Well Internet, you win... I'm making a fidget spinner since people won't stop asking. I've been thinking about building my own wooden ball bearing for a couple years now and decided this was a good project to try that on. The balls are the only thing I didn't make since they're cheap to buy and painful to make. These are 1.5" diameter hard maple balls and I bought them for $.50 a piece. The bearing races were made from 3 pieces of 3/4" baltic birch plywood and so was the body of the spinner. The body was cut out on the X-Carve by Inventables to make sure the pieces lined up perfectly. Once glued together I used a round-over bit in the router table to remove the sharp edges.
For the bearing race, I needed the parts to be firmly attached for turning, but not so firmly that I couldn't break it apart to put the balls inside. I lined the pieces that would make up the bearing races with painters tape and then glued them together with CA glue. You won't believe me how strong that hold is until you try it yourself. It is also nice since no residue is left on the surface of the wood.
I attached the race blank to a faceplate on the lathe with hot glue. This allows me to turn the pieces side by side to their rough shape, and split them apart easily and cleanly with a heat gun. Once apart I coved out the inside of the outer race and the outside of the inner race. Constantly stoping to check my work and make sure the cove was dead centered.

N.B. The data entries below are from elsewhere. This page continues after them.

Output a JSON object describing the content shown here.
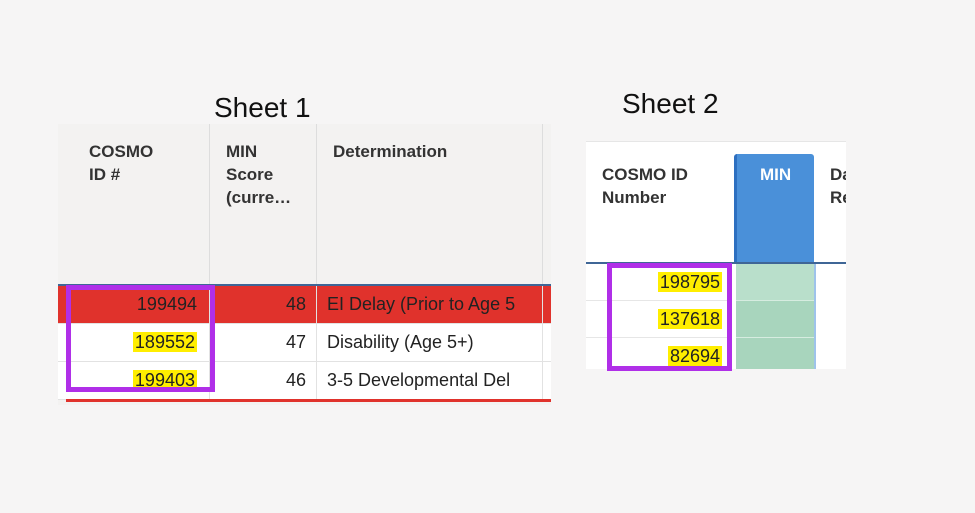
{
  "captions": {
    "sheet1": "Sheet 1",
    "sheet2": "Sheet 2"
  },
  "sheet1": {
    "headers": [
      "COSMO ID #",
      "MIN Score (curre…",
      "Determination"
    ],
    "rows": [
      {
        "id": "199494",
        "min": "48",
        "determination": "EI Delay (Prior to Age 5",
        "status": "red"
      },
      {
        "id": "189552",
        "min": "47",
        "determination": "Disability (Age 5+)",
        "status": "normal"
      },
      {
        "id": "199403",
        "min": "46",
        "determination": "3-5 Developmental Del",
        "status": "normal"
      }
    ]
  },
  "sheet2": {
    "headers": [
      "COSMO ID Number",
      "MIN",
      "Da Re"
    ],
    "rows": [
      {
        "id": "198795"
      },
      {
        "id": "137618"
      },
      {
        "id": "82694"
      }
    ]
  },
  "colors": {
    "highlight": "#ffee00",
    "selection_box": "#b02fe8",
    "red_row": "#e0322c",
    "min_header": "#4a90d9",
    "min_cells": "#b9dfcb"
  }
}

I glued 2/3 of the race together, installed the balls, and glued up the other 1/3. I was careful not to use too much glue since I didn't want to glue the balls together. Assembly of the races was made easy by using some 3/32" brass rod as alignment pins. This ensured I could take the race apart without introducing any misalignments when reassembling. They weren't needed after the pieces were glued together, but I just left them to save the hassle of filling the holes with wood.

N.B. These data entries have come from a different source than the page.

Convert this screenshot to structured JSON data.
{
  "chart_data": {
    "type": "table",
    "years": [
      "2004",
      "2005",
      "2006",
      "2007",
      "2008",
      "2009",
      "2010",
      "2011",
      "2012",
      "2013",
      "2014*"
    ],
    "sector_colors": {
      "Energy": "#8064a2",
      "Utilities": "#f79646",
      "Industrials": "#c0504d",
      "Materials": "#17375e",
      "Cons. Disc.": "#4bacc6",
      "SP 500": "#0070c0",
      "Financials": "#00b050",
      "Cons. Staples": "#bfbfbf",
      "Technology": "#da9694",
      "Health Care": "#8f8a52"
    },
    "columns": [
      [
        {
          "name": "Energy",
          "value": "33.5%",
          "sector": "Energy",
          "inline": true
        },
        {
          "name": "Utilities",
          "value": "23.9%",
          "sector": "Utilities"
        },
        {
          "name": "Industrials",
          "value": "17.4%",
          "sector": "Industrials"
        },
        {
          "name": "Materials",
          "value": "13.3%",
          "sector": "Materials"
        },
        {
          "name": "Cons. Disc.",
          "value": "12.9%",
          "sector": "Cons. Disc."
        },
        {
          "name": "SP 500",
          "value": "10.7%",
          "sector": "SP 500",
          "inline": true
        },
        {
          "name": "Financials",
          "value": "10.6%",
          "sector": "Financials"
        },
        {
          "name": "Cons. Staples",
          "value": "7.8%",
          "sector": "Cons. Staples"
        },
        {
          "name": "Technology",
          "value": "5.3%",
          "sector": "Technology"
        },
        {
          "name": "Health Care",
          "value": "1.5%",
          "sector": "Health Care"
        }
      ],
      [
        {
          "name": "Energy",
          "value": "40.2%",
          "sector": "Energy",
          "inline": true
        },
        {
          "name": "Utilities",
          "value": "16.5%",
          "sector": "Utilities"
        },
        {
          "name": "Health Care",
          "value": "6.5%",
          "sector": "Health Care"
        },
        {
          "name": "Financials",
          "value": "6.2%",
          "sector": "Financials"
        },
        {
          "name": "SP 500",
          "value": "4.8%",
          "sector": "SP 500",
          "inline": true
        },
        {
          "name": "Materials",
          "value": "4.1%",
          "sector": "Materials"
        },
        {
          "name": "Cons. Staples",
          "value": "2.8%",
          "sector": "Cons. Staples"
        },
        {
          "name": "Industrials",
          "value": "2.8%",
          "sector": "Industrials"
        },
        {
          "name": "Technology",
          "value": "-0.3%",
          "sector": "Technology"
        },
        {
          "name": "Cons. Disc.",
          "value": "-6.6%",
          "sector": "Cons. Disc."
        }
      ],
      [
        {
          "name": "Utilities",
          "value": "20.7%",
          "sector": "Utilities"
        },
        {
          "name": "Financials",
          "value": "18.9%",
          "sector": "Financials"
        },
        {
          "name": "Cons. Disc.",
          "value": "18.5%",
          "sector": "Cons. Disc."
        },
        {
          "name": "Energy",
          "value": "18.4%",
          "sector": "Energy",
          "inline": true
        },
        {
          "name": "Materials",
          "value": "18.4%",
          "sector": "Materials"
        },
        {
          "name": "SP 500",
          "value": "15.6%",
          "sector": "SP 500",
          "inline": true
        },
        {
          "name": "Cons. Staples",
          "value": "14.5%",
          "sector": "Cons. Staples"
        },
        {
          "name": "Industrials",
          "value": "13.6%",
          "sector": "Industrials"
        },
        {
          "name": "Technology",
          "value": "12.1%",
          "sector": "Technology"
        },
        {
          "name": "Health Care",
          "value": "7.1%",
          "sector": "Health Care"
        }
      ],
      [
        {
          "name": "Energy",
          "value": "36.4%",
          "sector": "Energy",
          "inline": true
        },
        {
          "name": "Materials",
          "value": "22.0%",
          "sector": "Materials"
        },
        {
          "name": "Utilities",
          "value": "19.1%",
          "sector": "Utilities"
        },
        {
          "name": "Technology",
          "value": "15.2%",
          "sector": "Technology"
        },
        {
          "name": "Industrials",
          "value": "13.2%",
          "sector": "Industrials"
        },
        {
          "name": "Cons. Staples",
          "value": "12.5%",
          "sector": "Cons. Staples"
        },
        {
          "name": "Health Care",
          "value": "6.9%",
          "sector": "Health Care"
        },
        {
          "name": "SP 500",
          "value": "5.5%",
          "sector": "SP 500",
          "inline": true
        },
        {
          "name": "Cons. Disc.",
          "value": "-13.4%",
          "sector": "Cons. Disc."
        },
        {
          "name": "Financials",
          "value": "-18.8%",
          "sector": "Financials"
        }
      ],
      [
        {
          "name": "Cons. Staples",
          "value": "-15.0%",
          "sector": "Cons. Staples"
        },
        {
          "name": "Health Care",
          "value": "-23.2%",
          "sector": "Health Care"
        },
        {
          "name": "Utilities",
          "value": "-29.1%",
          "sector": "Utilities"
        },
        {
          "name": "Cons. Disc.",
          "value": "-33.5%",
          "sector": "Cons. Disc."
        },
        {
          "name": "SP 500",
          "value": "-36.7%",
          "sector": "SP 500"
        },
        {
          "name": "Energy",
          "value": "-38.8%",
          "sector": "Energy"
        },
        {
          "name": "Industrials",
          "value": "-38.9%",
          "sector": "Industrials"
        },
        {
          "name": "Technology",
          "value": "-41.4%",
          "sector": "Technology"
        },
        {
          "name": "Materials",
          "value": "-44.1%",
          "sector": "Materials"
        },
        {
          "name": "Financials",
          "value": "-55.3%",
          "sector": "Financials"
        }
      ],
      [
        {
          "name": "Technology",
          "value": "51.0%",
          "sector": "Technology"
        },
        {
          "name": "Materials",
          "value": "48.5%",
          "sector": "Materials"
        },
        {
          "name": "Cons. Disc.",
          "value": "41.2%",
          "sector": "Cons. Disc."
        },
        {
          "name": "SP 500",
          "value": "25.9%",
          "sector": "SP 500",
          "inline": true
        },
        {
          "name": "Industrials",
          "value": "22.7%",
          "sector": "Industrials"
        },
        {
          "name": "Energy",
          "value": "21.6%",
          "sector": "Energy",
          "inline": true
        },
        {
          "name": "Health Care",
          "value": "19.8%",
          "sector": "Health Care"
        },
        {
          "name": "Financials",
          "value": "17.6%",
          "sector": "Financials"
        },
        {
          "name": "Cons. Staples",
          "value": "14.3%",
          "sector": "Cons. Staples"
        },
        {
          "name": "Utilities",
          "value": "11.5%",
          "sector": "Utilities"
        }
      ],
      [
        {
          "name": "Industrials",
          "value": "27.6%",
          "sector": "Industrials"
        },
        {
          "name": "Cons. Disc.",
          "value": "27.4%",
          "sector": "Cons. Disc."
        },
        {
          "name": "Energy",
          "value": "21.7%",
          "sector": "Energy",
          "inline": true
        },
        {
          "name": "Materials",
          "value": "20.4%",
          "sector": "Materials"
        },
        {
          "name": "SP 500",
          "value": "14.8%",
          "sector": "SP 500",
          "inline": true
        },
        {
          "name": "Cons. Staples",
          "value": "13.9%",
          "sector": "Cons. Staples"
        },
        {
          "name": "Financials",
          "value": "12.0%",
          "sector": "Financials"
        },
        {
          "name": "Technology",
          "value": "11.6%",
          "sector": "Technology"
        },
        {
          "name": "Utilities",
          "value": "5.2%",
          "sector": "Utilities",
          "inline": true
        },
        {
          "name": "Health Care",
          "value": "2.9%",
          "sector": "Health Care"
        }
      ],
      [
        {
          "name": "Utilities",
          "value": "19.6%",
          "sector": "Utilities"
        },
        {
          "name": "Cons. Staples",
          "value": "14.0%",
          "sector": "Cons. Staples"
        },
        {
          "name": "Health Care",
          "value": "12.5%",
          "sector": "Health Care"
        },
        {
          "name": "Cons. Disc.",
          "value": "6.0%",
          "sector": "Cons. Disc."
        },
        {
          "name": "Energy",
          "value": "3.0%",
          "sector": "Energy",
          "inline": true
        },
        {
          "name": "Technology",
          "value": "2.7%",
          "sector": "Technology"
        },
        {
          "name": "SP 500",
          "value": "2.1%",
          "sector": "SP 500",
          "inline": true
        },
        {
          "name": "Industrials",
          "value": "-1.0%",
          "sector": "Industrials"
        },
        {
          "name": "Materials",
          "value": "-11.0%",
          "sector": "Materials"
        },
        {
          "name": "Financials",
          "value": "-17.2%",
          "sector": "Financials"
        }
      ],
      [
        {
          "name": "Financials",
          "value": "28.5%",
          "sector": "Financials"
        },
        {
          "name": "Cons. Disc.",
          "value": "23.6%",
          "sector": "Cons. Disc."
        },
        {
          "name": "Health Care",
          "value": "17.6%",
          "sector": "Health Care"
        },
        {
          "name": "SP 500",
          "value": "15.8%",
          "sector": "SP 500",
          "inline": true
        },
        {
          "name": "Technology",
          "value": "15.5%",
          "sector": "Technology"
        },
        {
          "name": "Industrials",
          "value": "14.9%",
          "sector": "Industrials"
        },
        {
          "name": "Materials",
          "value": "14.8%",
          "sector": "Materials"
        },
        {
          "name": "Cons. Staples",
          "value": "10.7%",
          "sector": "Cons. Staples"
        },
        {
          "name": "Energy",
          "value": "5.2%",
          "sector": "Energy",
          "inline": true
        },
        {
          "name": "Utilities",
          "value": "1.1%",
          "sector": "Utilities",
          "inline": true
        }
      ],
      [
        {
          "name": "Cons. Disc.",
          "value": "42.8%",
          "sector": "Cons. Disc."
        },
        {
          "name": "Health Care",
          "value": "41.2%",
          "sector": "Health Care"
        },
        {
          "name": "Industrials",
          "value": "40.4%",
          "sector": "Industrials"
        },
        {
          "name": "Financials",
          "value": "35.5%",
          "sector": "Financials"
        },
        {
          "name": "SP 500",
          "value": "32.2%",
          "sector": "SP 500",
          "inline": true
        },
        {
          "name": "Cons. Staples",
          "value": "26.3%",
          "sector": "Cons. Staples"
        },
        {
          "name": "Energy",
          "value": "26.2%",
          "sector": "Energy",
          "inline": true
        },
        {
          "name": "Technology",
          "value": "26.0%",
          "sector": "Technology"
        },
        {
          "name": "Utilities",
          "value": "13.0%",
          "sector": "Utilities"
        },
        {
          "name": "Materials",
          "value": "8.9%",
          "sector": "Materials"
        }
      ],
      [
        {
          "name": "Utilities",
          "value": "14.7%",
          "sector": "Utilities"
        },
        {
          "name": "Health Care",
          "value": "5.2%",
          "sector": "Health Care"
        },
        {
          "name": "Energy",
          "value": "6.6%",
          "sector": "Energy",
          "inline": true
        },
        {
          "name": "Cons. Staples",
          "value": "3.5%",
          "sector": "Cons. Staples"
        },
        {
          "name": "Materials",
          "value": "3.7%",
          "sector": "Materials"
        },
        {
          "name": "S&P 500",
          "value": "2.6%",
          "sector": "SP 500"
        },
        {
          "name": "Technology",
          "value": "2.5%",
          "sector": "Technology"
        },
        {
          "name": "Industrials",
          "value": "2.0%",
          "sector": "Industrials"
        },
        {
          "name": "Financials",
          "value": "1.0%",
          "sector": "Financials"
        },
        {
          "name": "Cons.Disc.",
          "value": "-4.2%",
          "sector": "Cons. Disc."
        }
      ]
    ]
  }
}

I thought I would like the look of the entire thing being stained but hated it immediately after doing it. I sanded off the flat surfaces to give it some contrast and was much happier with the look. I gave the spinner 3 coats of spray lacquer and painted a simplified version of my logo onto the fingers of the spinner. I gave the balls a light waxing and found that the more I spin this thing, the better it works. I think the balls are slowly polishing themselves.